Although the potential of microorganisms to degrade contaminants like petroleum hydrocarbons has been known for more than 100 years, the technical application of this knowledge has a history of only about 15 years. During this time biological soil remediation has made strong development, marked by great efforts in research and development, manifold conceptual and technical innovations, as well as economical ups and downs.
Today biological treatment of contaminated soil is the most-used technology for large-scale soil remediation (Schmitz and Andel, 1997), with global proliferation and an expanding international market (Cookson, 1995). The heap technique has an especially high potential for widespread use, because this technology is easy to handle and needs only a low technical and monetary input.

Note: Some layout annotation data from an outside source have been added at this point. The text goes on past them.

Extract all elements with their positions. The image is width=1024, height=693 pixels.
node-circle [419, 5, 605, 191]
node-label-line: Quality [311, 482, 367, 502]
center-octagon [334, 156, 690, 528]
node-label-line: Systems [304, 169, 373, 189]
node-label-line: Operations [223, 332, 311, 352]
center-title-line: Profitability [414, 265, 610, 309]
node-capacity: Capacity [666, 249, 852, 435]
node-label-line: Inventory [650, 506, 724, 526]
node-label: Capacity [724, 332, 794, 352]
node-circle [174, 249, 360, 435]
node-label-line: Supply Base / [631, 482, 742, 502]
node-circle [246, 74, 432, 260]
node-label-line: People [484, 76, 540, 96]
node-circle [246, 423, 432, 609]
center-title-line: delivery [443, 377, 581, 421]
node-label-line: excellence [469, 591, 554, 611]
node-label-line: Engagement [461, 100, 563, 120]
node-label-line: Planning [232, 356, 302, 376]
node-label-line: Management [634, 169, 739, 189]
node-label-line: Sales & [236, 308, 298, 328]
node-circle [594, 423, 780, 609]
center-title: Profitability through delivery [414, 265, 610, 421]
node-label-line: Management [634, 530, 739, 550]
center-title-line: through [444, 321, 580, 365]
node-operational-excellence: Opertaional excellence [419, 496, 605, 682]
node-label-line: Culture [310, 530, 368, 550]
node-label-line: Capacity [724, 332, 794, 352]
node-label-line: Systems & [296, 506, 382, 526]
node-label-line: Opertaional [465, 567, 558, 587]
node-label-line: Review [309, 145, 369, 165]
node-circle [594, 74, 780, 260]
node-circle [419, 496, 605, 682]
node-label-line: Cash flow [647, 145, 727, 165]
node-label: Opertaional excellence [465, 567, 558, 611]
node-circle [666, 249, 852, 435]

A large number of investigations and case studies all over the world have shown the potentials and limits of soil remediation. Biological treatment of contaminated soil by the heap technique is considered to be the most effective and competitive technology for dealing with pollution by petroleum hydrocarbons (Schulz-Berendt, 1999). Nevertheless, there is some need for further development, especially for technical solutions to enhance the height of soil heaps or to establish thermophilic conditions to use the high metabolic potential of extremophile microorganisms (Sorkoh et al., 1993; Feitkenhauer, 1998).
This chapter describes the principles of the heap technique and the different approaches and technological solutions. It also shows the advantages and limits of this technique and the research being done to overcome these problems. Additionally, it discusses some economical and legal considerations.